熊野参詣道 熊野川

2023/6/4

「熊野参詣道 熊野川」 3/3

 北村弘之  

神々が棲まう自然崇拝の聖地「熊野」を訪ねての2泊3日の紀行記。

最終回の今回は「熊野古道 交通手段としての熊野川とJRきのくに線」です。

熊野古道は、平安時代から京の公家などの参拝路として整備されています。その殆どは、陸路それも険しい山道を進むものですが、我々は今回、世界遺産「川の参詣道」の熊野川舟下りで熊野本宮大社から熊野速玉大社を目指しました。宿泊地の川湯温泉をバスで出発し30分、道の駅熊野川で下社。そこはすでに舟下りの出発地でした。山と山に囲まれた広大な道の駅熊野川の川幅は200mもありそうでした。

ライフジャケットを身につけ、そして編み笠をかぶり定員14名の舟に乗りました。現在ではエンジン付きの小舟となっており、船頭の舵さばきで出発進行です。案内役は女性ガイドです。もう一隻の舟のガイドは外人客相手でした。とにかく、熊野大社詣でにいたるところ外人客が多いのです。行先は熊野速玉大社近くの船場です。全長16km約1時間10分の舟旅です。

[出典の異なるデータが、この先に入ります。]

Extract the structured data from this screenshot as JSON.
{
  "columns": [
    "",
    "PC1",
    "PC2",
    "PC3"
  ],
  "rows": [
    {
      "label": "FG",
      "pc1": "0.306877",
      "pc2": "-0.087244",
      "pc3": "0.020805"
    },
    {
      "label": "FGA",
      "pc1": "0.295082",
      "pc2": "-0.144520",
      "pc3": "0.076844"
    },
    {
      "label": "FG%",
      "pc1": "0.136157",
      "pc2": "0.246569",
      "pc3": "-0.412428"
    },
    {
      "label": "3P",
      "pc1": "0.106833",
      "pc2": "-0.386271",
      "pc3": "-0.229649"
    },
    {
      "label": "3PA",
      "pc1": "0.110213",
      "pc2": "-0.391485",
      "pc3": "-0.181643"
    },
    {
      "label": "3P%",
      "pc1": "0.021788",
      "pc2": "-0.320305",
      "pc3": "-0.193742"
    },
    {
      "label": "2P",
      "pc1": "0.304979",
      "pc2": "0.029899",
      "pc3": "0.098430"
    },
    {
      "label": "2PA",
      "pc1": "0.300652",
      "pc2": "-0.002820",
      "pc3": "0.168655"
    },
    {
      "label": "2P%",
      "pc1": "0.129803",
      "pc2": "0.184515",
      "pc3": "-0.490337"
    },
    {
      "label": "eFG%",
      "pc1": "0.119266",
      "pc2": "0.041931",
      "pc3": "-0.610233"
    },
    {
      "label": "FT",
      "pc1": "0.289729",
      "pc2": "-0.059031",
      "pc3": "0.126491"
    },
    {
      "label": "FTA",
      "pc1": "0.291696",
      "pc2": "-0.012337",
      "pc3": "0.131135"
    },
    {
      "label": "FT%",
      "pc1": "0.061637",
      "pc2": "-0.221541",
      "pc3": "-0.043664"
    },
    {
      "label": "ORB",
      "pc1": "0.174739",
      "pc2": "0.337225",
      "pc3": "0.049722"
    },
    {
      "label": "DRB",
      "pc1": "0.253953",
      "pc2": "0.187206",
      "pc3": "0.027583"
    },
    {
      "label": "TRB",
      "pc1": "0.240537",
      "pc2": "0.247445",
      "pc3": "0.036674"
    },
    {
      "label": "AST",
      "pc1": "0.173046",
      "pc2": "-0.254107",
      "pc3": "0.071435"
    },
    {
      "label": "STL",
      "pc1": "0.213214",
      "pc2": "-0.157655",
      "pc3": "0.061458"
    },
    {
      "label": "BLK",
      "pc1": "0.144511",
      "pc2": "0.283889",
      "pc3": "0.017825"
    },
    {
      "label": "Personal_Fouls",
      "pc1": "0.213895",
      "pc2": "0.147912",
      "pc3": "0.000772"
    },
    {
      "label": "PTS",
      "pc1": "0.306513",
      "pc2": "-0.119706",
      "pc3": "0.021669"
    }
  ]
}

途中の奇岩の地では流暢なガイドの説明と竹笛による地元の唄の披露があり、舟下りの楽しさを一層引き立ててくれました。御船島付近ではかなりの強風で、私は編み笠を水面に落としてしまいましたが、後続の舟の外人客によって拾われ戻ってきました。そんなハプニングも旅の良い思い出となりました。

この熊野川は昔から暴れ川と言われるだけあって、2011年9月の台風12号の際には多くの人家や道路、橋桁が流されたということで、道の駅熊野川には写真にあるように、水位の最高地点8.27mの柱が立っていました。その後も台風の度に、山崩れなどの被害があるようです。このような中でも、昔の人は熊野の神々と巡り合うために苦行を重ねながら参詣道を歩いたのでしょう。

3日目は自宅へ帰る日です。宿泊地の那智勝浦駅から白浜駅経由南紀白浜空港に向かいます。JR紀勢本線のJR西日本側の愛称「きのくに線」の2両のローカル線を利用しました。単線のため約80kmの区間を2時間かけて太平洋を見ながら、数多くのトンネルを通っていきました。あまりにも多いトンネルだったので、自宅に帰ってからトンネル数を調べたところ、紀勢本線(三重亀山駅と和歌山駅)のトンネル数は大小180とJRグループの中でも、一つの路線としては最大ということでした。また乗車区間は、運転手一人のワンマンカーです。先頭車両の運転席で前方を見ていると、一人でも操作できるようにいろんな機材と表示板が工夫されていました。その中でも驚いたのは表示板の一つに「津波警戒地域」の表示を見ました。海岸べりを走るとその表示が出るのです。東日本大震災の教訓を得て設けられたものだと思われます。本当に運転も進化しています。

きのくに線は、日中のローカル便は1時間に1本ほどの運行のためか、自転車を電車内に乗せることができるように「サイクルトレイン」の運行がありました。我々の乗った車両にも1台ありましたが、乗客はずっと自転車を支えていたのが印象的でした。

こうして、陸と舟の熊野古道の旅は天気に恵まれ無事帰宅できました。